Already, the stationary dinghy had attracted the attention of one of the estate's boatmen – evidently a calputtee, for he was busy caulking the bottom of a sleek-looking caique, applying liquid tar with a palm-leaf brush. Now, leaving his brush in the bucket, the caulker turned to frown at Jodu. What's the matter? he shouted. What's your business here?

Jodu gave him a disarming smile. Salam mistry-ji, he said, flattering the calputtee by raising him a rank or two in the grades of artisanship: I was just admiring the house. It must be the biggest around here?

The calputtee nodded: What else? Zaroor. Of course it is.

Jodu decided to chance his luck: It must be a large family that lives in it then?

The calputtee's lips curled into a sneer: Do you think a house like this would belong to the kind of people who'd live in a crowd? No; it's just the Burra Sahib, the Burra BeeBee and the Burra Baby.

That's all? No one else?

There's a young missy-mem, said the caulker, with a dismissive shrug. But she's not a part of the family. Just a charity-case they've taken in, from the goodness of their hearts.

Jodu would have liked to know more, but he saw that it would be imprudent to press the man any further – it might well get Putli into trouble if word got out that a boatman had come looking for her in a dinghy. But how then was he to get a message to her?
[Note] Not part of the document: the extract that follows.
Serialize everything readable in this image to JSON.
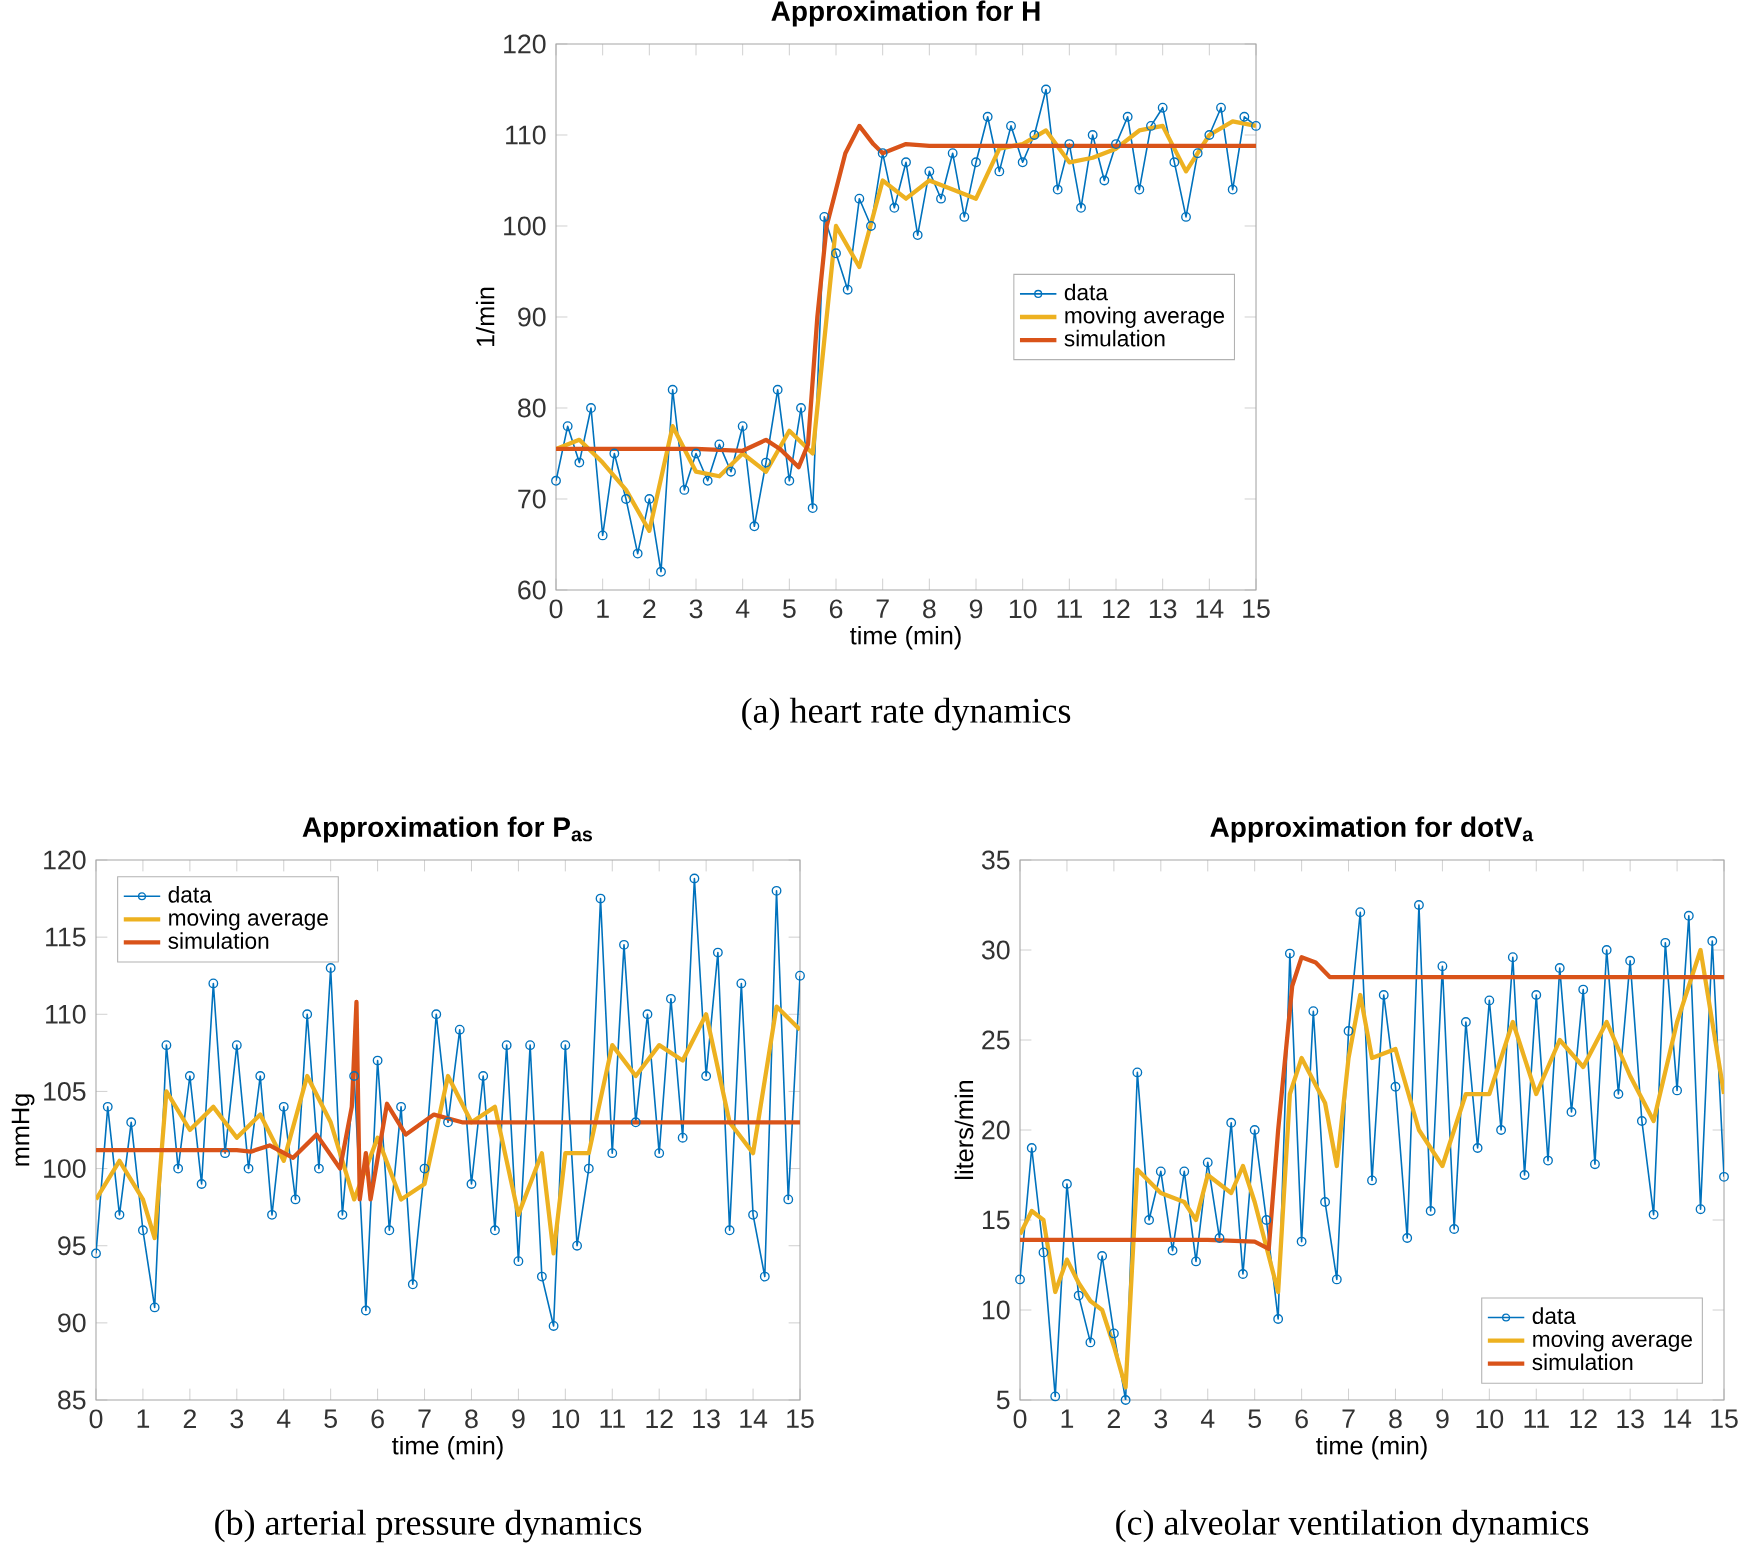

He was puzzling over this when he noticed a sapling, growing in the shade of the green-tiled pavilion: he recognized it as a chalta tree, which produced fragrant white flowers and a fruit that had an unusual, sour flavour, vaguely reminiscent of unripe apples.

He assumed a voice like that of his rustic half-siblings, who seemed never to be able to walk past a field without asking questions about the crops; in a tone of innocent inquiry, he said to the calputtee: Has that chalta tree been recently planted?
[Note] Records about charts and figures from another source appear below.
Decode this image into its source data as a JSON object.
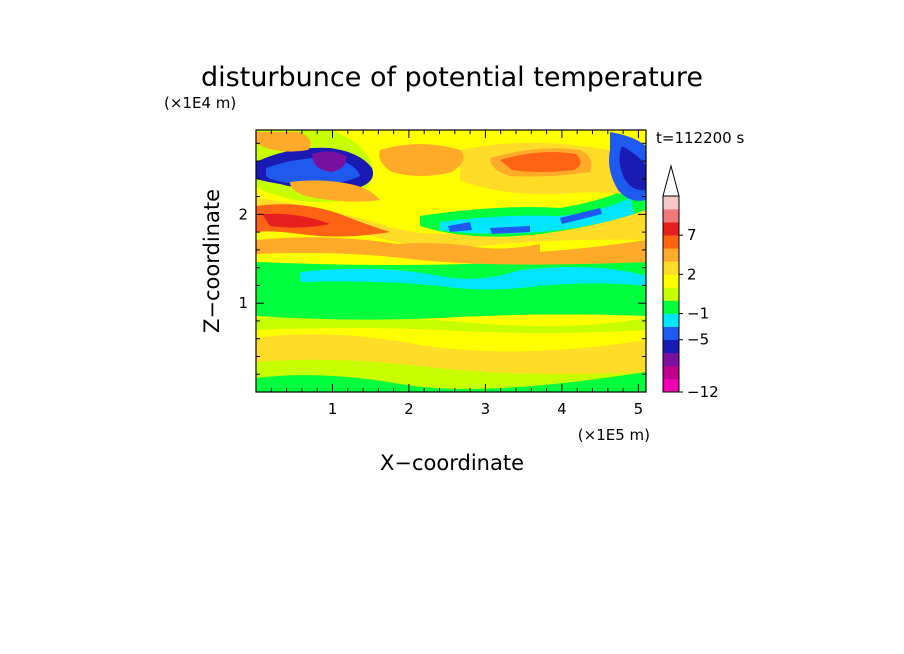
{
  "chart_data": {
    "type": "heatmap",
    "title": "disturbunce of potential temperature",
    "xlabel": "X−coordinate",
    "ylabel": "Z−coordinate",
    "x_unit": "(×1E5 m)",
    "y_unit": "(×1E4 m)",
    "time_label": "t=112200 s",
    "xlim": [
      0,
      5.1
    ],
    "ylim": [
      0,
      2.95
    ],
    "x_ticks": [
      "1",
      "2",
      "3",
      "4",
      "5"
    ],
    "y_ticks": [
      "1",
      "2"
    ],
    "colorbar": {
      "levels": [
        "-12",
        "-5",
        "-1",
        "2",
        "7"
      ],
      "colors": [
        "#f000b4",
        "#c0008c",
        "#7a0fa0",
        "#1a1ab4",
        "#1f5af0",
        "#00e6ff",
        "#00ff3c",
        "#c8ff00",
        "#ffff00",
        "#ffdc28",
        "#ffaa28",
        "#ff6414",
        "#e61e1e",
        "#f07878",
        "#f5c8c8"
      ],
      "extend": "max"
    },
    "field_bands": [
      {
        "z_range": [
          2.6,
          2.95
        ],
        "dominant": "-5 to 7",
        "note": "alternating wave pattern, strong negative near x=0.2-1"
      },
      {
        "z_range": [
          1.6,
          2.3
        ],
        "dominant": "-1 to 4"
      },
      {
        "z_range": [
          1.25,
          1.45
        ],
        "dominant": "-1"
      },
      {
        "z_range": [
          0.8,
          1.2
        ],
        "dominant": "0"
      },
      {
        "z_range": [
          0.0,
          0.75
        ],
        "dominant": "1 to 4"
      }
    ]
  }
}
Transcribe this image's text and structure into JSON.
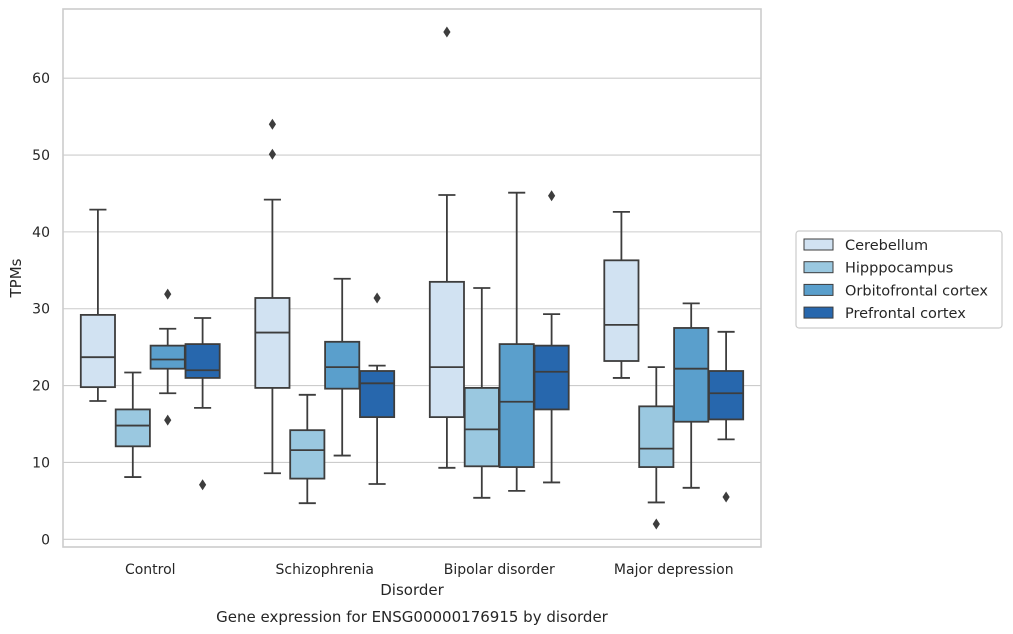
{
  "chart_data": {
    "type": "box",
    "title": "Gene expression for ENSG00000176915 by disorder",
    "xlabel": "Disorder",
    "ylabel": "TPMs",
    "ylim": [
      -1,
      69
    ],
    "yticks": [
      0,
      10,
      20,
      30,
      40,
      50,
      60
    ],
    "grid": "horizontal",
    "legend_position": "right",
    "categories": [
      "Control",
      "Schizophrenia",
      "Bipolar disorder",
      "Major depression"
    ],
    "series": [
      {
        "name": "Cerebellum",
        "color": "#d1e2f2",
        "boxes": [
          {
            "whisker_low": 18.0,
            "q1": 19.8,
            "median": 23.7,
            "q3": 29.2,
            "whisker_high": 42.9,
            "outliers": []
          },
          {
            "whisker_low": 8.6,
            "q1": 19.7,
            "median": 26.9,
            "q3": 31.4,
            "whisker_high": 44.2,
            "outliers": [
              50.1,
              54.0
            ]
          },
          {
            "whisker_low": 9.3,
            "q1": 15.9,
            "median": 22.4,
            "q3": 33.5,
            "whisker_high": 44.8,
            "outliers": [
              66.0
            ]
          },
          {
            "whisker_low": 21.0,
            "q1": 23.2,
            "median": 27.9,
            "q3": 36.3,
            "whisker_high": 42.6,
            "outliers": []
          }
        ]
      },
      {
        "name": "Hipppocampus",
        "color": "#9ac8e0",
        "boxes": [
          {
            "whisker_low": 8.1,
            "q1": 12.1,
            "median": 14.8,
            "q3": 16.9,
            "whisker_high": 21.7,
            "outliers": []
          },
          {
            "whisker_low": 4.7,
            "q1": 7.9,
            "median": 11.6,
            "q3": 14.2,
            "whisker_high": 18.8,
            "outliers": []
          },
          {
            "whisker_low": 5.4,
            "q1": 9.5,
            "median": 14.3,
            "q3": 19.7,
            "whisker_high": 32.7,
            "outliers": []
          },
          {
            "whisker_low": 4.8,
            "q1": 9.4,
            "median": 11.8,
            "q3": 17.3,
            "whisker_high": 22.4,
            "outliers": [
              2.0
            ]
          }
        ]
      },
      {
        "name": "Orbitofrontal cortex",
        "color": "#5a9fcc",
        "boxes": [
          {
            "whisker_low": 19.0,
            "q1": 22.2,
            "median": 23.4,
            "q3": 25.2,
            "whisker_high": 27.4,
            "outliers": [
              15.5,
              31.9
            ]
          },
          {
            "whisker_low": 10.9,
            "q1": 19.6,
            "median": 22.4,
            "q3": 25.7,
            "whisker_high": 33.9,
            "outliers": []
          },
          {
            "whisker_low": 6.3,
            "q1": 9.4,
            "median": 17.9,
            "q3": 25.4,
            "whisker_high": 45.1,
            "outliers": []
          },
          {
            "whisker_low": 6.7,
            "q1": 15.3,
            "median": 22.2,
            "q3": 27.5,
            "whisker_high": 30.7,
            "outliers": []
          }
        ]
      },
      {
        "name": "Prefrontal cortex",
        "color": "#2767ad",
        "boxes": [
          {
            "whisker_low": 17.1,
            "q1": 21.0,
            "median": 22.0,
            "q3": 25.4,
            "whisker_high": 28.8,
            "outliers": [
              7.1
            ]
          },
          {
            "whisker_low": 7.2,
            "q1": 15.9,
            "median": 20.3,
            "q3": 21.9,
            "whisker_high": 22.6,
            "outliers": [
              31.4
            ]
          },
          {
            "whisker_low": 7.4,
            "q1": 16.9,
            "median": 21.8,
            "q3": 25.2,
            "whisker_high": 29.3,
            "outliers": [
              44.7
            ]
          },
          {
            "whisker_low": 13.0,
            "q1": 15.6,
            "median": 19.0,
            "q3": 21.9,
            "whisker_high": 27.0,
            "outliers": [
              5.5
            ]
          }
        ]
      }
    ]
  }
}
The caulker looked up and frowned. That one? He made a face and shrugged, as if to distance himself from the misbegotten growth. Yes, that's the new missy-mem's handiwork. She's always interfering with the malis in the garden, moving things around.

Jodu made his salams and turned the boat around, to head back the way he had come. He had guessed at once that the sapling had been planted by Putli: she had always craved the mouth-puckering taste of its fruit. At home, in the Botanical Gardens, a chalta tree had stood beside the window of her bedroom and every year, during its brief season, she had gathered handfuls of the fruit, to make into chutneys and pickles. She loved them so much that she even ate them raw, to the disbelief of others. Being thoroughly familiar with Putli's gardening habits, Jodu knew that she would be down to water the sapling early in the morning: if he spent the night somewhere nearby, then he might well be able to catch her before the servants were up and about.
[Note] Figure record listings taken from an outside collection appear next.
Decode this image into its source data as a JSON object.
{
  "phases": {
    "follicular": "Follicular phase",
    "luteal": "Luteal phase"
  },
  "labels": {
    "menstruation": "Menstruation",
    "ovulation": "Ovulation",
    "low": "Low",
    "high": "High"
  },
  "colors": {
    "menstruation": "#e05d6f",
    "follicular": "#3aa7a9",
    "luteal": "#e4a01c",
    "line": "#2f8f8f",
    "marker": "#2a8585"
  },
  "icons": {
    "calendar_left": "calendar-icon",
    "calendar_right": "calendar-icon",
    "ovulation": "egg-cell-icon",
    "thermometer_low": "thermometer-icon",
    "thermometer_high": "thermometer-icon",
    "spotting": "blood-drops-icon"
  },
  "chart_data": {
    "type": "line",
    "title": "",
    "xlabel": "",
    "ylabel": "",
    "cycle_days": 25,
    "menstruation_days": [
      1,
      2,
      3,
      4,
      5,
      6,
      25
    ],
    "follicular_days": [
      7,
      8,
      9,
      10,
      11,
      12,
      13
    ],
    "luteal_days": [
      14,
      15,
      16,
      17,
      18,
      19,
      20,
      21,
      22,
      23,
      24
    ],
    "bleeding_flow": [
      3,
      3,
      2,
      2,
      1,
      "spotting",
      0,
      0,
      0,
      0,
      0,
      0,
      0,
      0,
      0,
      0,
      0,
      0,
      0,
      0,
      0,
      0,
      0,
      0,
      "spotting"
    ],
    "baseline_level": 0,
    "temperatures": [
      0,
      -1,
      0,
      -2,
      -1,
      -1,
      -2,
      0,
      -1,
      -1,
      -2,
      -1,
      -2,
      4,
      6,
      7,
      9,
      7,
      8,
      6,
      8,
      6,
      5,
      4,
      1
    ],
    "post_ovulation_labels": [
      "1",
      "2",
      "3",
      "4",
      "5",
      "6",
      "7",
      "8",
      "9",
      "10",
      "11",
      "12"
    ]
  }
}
Now, Jodu began to row upstream, watching the shore for a spot that would be at once hidden from view and near enough to habitation to be a discouragement to leopards and jackals. When one such appeared, he hitched up his lungi and waded through a bank of mud to tether the boat to the roots of a gigantic banyan tree. Then, climbing back inside, he washed the mud off his feet and set hungrily upon a pot of stale rice.

At the rear of the dinghy there was a small thatched shelter and this was where he spread his mat after finishing his meagre meal. It was twilight now; the sun was setting on the far bank of the Hooghly, and the shadowed outlines of the trees in the Botanical Gardens were still visible across the water. Although Jodu was very tired, he could not bring himself to close his eyes while the skies were still bright enough to shed light upon the bustling life of the river.